While more students around the world are accessing higher education, the cost of materials is becoming a larger roadblock.  At the Fifth Annual Global Congress on Intellectual Property and the Public Interest, a panel spoke to the reasons for such increase in costs, and efforts of universities, faculty, and students to get these necessary materials.  Their book, Shadow Libraries, explores these methods, including the formal, the informal, and the illegal, from going to the library to buying books.  Prevalent amongst these methods is the often illegal student workaround of photocopying a book or downloading a copy.

The story of Aleksandra Elbakyan and Sci-Hub, a Russian student and her pirate website of research papers and scholarly journals, is prime example of the shadow library.  Unpopular with publishers looking for payment, Sci-Hub is hugely controversial for its vast sharing of copyrighted materials, as it has transformed access to and dissemination of educational materials.
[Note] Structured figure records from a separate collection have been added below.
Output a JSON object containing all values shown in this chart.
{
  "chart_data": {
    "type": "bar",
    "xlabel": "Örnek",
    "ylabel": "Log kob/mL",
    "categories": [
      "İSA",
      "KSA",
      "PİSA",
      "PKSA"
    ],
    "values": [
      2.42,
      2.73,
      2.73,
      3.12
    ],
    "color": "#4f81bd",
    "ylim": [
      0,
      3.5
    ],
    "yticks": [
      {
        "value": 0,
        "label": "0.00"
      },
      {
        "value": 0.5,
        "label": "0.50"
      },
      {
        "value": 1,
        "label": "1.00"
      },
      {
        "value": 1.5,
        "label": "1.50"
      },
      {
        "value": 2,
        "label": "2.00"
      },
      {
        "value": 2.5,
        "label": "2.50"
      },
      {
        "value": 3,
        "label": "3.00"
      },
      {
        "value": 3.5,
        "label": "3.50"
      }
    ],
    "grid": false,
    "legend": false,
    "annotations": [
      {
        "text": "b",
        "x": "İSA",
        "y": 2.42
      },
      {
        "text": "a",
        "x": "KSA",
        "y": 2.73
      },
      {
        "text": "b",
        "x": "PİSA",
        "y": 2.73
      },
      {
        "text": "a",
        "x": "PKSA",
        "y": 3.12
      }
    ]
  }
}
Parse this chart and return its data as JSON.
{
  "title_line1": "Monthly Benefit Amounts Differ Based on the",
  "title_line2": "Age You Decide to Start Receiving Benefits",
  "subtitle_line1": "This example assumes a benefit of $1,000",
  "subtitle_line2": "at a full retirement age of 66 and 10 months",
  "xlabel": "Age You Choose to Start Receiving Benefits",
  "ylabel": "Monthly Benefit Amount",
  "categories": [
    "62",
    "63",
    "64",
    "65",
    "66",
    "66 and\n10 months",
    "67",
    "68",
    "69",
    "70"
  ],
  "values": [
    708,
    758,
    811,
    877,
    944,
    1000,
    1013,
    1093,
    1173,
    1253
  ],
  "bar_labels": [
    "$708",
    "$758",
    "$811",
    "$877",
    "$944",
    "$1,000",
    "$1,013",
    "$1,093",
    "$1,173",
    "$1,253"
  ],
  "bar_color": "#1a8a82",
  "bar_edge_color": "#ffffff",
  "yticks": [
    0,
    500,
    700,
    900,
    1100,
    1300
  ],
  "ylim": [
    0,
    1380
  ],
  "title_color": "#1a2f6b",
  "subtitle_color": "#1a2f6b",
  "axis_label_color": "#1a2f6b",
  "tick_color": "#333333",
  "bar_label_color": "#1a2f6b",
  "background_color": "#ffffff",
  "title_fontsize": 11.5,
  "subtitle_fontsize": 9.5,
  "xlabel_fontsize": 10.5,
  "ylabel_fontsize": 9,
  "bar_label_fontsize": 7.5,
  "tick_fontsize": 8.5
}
As the editor of Shadow Libraries, Joe Karaganis, explained, educational materials are becoming increasingly out of reach for many students around the world.  The rapid growth of students in higher education, poorer students with less financial support, publishers consolidating and monopolizing scholarly works, and, no doubt, technological advances have are all coming together to incentivize and aid students in their efforts to get materials. Since the invention of the Xerox, students have found a way to circumvent the inhibiting cost of materials, and the prevalence of the internet has allowed students to collect and share a wealth of scholarly work.

. . . .

Although the internet is a prevalent resource for educational materials, as exemplified through sites like Sci-Hub and LibGen, print media is still very relevant.  Reia explains her own experience creating a resource for her students to access all the course materials for her class.  Even with this free and easy access, her students still requested print copies. The students attributed this desire to the high cost of photocopying and their desire to read in locations without internet access.

While finding the materials they need, these students are continuing push the boundaries of law, often unaware of IP law and policies, or what sources are legal or illegal. Brazil’s copyright law allowed individuals to copy works for not-for-profit use until 1998, leading to a deeply ingrained copy culture in universities.

Link to the rest at Intellectual Property Brief

3 thoughts on “Shadow Libraries: How Students Get What They Need”

  1. I was the sole student rep on an advisory council for the IU Library system back in 1991. Journal prices were killing the budgets then and forcing decreases in the purchases of books and other materials.

    I can’t imagine how bad it has gotten since.

  2. Sci-Hub, despite its illegality, is of huge public benefit throughout the world. It developed largely as a response to an unconscionable business model in academic publishing. A copyright of reasonable duration for the benefit of the actual creator is a desirable thing. Academic publishing is a good illustration of how our current intellectual property laws can be made to work in a manner causing public harm rather than the public benefit they are meant to provide.

  3. Cost of subscribing to JSTOR. Just one example.

    …Trying to do research through any subject’s papers as an interested layman is darn near impossible unless you have significantly deep pockets.